More and more, shoppers are judging books by their covers. “Studies show that a book on a three-for-two table has about one and a half seconds to catch a reader’s eye.”


John Lasseter at MoMA

MoMA just opened their show about Pixar last week and on Friday, we went to a presentation by John Lasseter, head creative guy at the company. Interesting talk, although I’d heard some of it in various places before, most notably in this interview with him on WNYC. Two quick highlights:

  • Lasseter showed colorscripts from Pixar’s films (which can be viewed in the exhibition). A colorscript is a storyboarding technique that Pixar developed to “visually describe the emotional content of an entire story through color and lighting”. They are compact enough that the entire story fits on a single sheet and if you’re familar enough with the films, you can follow along with the story pretty well. But mostly it’s just for illustrating the mood of the film. Very cool technique (that could certainly be adopted for web design and branding projects).
  • Near the end of the talk he showed a 2-3 minute clip of Cars, prefacing it with an announcement that it had never before been shown outside of Pixar.[1] Some of the CGI wasn’t completely finished, but it was certainly enough to get the gist. When the first preview trailer for Cars was released, I was skeptical; it just didn’t look like it was going to be that good. Based on the clip Lasseter showed and some of his other comments, I’m happy to report that I was wrong to be so skeptical and am very much looking forward to its release in 2006.

At 15 minutes long, the Q&A session at the end of his talk was too short. The MoMA audience is sufficiently interesting and Lasseter was so quick on his feet and willing to share his views that 30 to 40 minutes of Q&A would have been great.

[1] For you Pixar completists and AICN folks out there, the clip showed Lightning McQueen leaving a race track on the back of a flat-bed truck, bound for a big race in California. As the truck drives across the US, you see the criss-crossing expressways of the city stretch out into the long straight freeways of the American west, the roads literally cutting into the beautiful scenery. A cover of Tom Cochran’s Life is a Highway plays as the truck drives. The world of the movie features only cars, no humans…the cars are driving themselves.


I missed this while in Asia last

I missed this while in Asia last month, but AT&T has a new logo, which is pretty much the same as the old one.


A museum of pull-down menus, for US

A museum of pull-down menus, for US states, currency, colors, etc. (via do)


New Swiss banknotes, the result of a

New Swiss banknotes, the result of a design competition, feature an embryo, the AIDS virus, and a skull. “Considering the history of Swiss banking, one cannot help but make the connection between the gold bar on the 1000-Franc bill (the gold of African dictators hidden in Swiss vaults) and the skull on the same bill (that of their victims).”

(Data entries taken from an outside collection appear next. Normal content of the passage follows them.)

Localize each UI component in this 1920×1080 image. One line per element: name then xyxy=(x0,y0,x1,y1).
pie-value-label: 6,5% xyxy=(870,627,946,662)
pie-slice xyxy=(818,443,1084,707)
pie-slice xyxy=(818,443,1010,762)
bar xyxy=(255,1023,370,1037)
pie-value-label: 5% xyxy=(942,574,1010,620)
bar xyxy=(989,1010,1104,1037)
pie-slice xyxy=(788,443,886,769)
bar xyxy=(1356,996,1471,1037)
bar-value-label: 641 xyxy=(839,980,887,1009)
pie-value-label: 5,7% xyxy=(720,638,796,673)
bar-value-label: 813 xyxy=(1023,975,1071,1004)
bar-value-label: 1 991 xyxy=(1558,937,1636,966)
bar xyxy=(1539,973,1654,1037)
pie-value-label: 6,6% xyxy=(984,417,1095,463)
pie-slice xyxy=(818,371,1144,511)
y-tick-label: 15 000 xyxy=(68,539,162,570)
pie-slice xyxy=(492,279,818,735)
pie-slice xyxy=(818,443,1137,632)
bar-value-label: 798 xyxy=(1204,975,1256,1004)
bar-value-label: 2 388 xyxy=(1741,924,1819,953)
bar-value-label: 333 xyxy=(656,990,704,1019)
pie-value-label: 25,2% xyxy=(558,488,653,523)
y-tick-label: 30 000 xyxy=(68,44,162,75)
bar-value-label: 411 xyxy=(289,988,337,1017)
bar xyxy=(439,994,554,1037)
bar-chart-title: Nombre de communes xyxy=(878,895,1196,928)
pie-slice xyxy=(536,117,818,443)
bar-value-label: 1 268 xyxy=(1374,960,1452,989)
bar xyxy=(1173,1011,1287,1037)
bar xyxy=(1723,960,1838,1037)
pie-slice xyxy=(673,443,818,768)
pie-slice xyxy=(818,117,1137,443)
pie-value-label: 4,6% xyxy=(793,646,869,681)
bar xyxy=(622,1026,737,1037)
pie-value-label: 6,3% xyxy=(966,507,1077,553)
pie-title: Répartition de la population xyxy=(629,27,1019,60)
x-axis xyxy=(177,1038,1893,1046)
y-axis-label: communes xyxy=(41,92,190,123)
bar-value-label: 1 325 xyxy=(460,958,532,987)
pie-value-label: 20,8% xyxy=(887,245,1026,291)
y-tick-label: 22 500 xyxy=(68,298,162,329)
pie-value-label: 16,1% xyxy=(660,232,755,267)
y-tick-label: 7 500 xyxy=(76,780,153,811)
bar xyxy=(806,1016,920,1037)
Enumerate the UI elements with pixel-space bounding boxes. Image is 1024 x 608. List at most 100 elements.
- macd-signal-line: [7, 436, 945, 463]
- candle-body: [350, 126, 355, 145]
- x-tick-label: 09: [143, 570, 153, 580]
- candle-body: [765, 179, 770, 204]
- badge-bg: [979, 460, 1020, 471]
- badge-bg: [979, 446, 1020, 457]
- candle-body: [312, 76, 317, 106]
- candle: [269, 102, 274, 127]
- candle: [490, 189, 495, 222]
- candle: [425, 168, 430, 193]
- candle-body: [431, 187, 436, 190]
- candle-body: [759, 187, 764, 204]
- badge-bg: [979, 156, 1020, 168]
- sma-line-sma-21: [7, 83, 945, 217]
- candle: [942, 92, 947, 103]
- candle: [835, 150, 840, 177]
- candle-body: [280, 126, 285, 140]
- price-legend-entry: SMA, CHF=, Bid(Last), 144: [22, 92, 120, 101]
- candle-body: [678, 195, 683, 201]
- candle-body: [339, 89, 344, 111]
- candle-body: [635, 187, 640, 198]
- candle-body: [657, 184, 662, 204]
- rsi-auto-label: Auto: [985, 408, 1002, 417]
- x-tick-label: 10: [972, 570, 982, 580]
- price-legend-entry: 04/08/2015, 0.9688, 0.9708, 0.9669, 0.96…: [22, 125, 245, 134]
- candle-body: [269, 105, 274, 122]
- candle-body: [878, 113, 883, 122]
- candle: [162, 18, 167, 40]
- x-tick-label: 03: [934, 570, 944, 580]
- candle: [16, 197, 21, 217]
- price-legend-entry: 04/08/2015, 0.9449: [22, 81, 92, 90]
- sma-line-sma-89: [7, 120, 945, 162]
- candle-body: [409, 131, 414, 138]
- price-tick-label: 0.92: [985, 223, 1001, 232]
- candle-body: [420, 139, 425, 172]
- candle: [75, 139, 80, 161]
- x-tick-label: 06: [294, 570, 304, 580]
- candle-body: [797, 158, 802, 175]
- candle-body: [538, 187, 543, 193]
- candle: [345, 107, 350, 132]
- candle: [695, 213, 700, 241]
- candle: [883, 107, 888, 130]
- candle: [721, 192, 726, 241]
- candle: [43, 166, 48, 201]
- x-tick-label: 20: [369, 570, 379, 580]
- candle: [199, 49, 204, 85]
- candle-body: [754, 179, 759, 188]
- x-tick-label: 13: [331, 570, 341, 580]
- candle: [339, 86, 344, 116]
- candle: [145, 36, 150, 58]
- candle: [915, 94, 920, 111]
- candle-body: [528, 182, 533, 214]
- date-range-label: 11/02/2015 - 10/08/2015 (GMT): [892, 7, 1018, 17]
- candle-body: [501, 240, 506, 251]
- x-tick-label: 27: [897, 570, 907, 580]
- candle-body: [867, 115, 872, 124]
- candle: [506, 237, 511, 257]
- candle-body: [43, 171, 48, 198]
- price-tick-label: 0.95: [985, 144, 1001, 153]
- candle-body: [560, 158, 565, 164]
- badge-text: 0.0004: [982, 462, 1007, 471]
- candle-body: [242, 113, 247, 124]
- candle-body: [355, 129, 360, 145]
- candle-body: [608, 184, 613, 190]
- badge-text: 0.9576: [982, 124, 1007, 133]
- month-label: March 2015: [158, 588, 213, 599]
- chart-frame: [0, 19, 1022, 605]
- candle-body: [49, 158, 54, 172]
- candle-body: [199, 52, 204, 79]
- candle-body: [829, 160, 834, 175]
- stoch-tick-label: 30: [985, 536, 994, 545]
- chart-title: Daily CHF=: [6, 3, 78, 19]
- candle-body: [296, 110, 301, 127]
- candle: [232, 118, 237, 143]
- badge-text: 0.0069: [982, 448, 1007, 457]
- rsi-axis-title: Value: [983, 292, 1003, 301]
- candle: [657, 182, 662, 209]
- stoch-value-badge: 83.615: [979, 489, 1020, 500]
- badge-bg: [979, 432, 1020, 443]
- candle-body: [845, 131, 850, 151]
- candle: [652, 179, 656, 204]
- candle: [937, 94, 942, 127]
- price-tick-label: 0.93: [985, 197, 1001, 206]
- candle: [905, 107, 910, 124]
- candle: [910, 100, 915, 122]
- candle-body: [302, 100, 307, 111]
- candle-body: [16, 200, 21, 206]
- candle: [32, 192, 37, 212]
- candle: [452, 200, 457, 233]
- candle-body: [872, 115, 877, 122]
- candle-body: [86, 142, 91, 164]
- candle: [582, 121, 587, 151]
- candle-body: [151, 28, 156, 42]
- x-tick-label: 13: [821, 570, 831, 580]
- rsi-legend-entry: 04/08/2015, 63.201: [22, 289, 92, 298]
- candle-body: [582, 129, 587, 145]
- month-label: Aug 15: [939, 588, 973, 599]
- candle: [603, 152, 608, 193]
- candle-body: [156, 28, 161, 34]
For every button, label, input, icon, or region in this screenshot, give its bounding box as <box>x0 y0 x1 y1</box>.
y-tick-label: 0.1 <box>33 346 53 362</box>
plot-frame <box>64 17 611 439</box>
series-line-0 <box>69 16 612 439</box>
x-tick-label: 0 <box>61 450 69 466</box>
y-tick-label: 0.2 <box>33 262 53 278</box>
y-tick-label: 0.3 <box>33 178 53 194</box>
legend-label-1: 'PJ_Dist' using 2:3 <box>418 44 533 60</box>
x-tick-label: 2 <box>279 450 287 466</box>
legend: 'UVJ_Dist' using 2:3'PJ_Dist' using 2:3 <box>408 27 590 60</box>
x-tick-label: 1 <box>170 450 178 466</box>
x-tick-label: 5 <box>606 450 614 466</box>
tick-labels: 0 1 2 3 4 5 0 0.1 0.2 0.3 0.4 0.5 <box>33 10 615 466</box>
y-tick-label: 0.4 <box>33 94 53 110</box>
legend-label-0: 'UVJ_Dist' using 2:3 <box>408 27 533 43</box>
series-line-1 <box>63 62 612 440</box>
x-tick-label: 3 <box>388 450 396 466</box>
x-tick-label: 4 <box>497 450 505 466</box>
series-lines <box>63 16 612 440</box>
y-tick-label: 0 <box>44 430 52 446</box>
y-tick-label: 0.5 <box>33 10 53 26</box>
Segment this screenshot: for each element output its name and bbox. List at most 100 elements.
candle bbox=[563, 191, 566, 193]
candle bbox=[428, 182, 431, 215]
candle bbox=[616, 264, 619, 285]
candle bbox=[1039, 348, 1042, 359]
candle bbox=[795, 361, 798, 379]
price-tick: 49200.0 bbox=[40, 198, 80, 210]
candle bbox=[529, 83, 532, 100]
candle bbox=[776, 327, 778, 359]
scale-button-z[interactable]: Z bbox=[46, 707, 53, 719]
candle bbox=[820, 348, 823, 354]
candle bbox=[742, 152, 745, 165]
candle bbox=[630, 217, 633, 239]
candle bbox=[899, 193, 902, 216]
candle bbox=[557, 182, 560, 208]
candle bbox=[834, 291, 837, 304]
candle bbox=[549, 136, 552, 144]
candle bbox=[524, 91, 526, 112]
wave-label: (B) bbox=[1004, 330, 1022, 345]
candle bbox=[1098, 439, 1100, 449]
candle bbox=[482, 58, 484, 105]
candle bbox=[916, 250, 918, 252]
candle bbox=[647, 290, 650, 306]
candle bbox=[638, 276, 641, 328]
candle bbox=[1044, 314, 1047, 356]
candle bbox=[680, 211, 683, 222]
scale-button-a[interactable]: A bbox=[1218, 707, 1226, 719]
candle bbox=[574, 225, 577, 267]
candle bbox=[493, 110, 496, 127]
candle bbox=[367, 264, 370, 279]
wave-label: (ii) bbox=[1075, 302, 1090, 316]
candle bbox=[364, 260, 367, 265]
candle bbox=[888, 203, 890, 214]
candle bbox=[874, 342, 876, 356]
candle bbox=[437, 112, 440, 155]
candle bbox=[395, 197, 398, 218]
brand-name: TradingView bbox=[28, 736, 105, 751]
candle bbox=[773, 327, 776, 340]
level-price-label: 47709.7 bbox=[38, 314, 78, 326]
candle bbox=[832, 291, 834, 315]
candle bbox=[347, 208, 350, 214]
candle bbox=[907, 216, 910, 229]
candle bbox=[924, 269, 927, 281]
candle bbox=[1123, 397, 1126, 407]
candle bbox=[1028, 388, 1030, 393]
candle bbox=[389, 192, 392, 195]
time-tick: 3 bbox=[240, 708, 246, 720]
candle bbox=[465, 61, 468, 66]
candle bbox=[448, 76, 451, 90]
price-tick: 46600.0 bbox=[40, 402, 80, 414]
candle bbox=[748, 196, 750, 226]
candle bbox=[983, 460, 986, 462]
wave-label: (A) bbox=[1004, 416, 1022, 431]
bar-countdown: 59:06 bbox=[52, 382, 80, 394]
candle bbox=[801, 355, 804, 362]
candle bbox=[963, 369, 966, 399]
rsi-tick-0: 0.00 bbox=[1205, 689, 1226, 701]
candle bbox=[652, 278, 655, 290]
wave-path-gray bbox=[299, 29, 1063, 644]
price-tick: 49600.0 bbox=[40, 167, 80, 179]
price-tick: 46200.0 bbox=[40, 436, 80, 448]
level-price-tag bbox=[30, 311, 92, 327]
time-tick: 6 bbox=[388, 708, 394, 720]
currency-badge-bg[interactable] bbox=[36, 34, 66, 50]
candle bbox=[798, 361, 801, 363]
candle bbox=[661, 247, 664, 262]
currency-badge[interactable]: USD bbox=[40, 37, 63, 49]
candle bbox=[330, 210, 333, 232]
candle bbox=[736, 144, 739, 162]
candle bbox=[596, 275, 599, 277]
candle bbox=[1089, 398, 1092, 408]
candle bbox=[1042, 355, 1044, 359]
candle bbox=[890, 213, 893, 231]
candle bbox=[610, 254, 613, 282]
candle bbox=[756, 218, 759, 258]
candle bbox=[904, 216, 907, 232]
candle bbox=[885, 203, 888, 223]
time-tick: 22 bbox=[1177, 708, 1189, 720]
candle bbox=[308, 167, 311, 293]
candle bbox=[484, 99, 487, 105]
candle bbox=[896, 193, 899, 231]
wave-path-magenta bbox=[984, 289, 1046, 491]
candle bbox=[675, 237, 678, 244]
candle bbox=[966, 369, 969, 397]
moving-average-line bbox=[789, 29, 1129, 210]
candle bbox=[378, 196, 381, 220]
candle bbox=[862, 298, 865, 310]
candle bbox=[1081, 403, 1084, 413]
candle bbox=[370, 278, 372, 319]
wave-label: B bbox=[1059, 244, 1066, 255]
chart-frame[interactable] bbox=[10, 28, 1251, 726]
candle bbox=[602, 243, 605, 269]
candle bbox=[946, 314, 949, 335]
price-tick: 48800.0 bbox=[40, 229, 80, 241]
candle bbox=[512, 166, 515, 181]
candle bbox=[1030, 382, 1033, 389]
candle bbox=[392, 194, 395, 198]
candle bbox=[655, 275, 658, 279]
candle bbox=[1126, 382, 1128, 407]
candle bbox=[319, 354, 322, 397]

Safe: Design Takes On Risk

At the risk (ha!) of missing it, I waited until this late in the game to check out Safe: Design Takes On Risk at the MoMA. Great show. Two of my favorite items:

  • Safe Bedside Table by James McAdam. If the need should arise in the middle of the night, the top of the table separates from the leg and can be worn on the arm as a shield while you use the leg to beat the crap out of a surprised burglar.
  • Suited for Subversion by Ralph Borland. Don this highly visable suit before heading out for a day of protesting. It’s padded to protect against police brutality, an optional wireless camera acts as a witness to the day’s events, and a speaker amplifies the wearer’s heatbeat, letting those around him know that’s he’s scared, anxious, exhilarated, or simply human.

For you armchair museum goers, what looks to be the entire exhibition is available online.

Also, the MoMA around holiday time, not so crowded. (Well, relatively so. There were still a fair number of people there, just not so many as in the Build-A-Bear store on 5th Avenue.)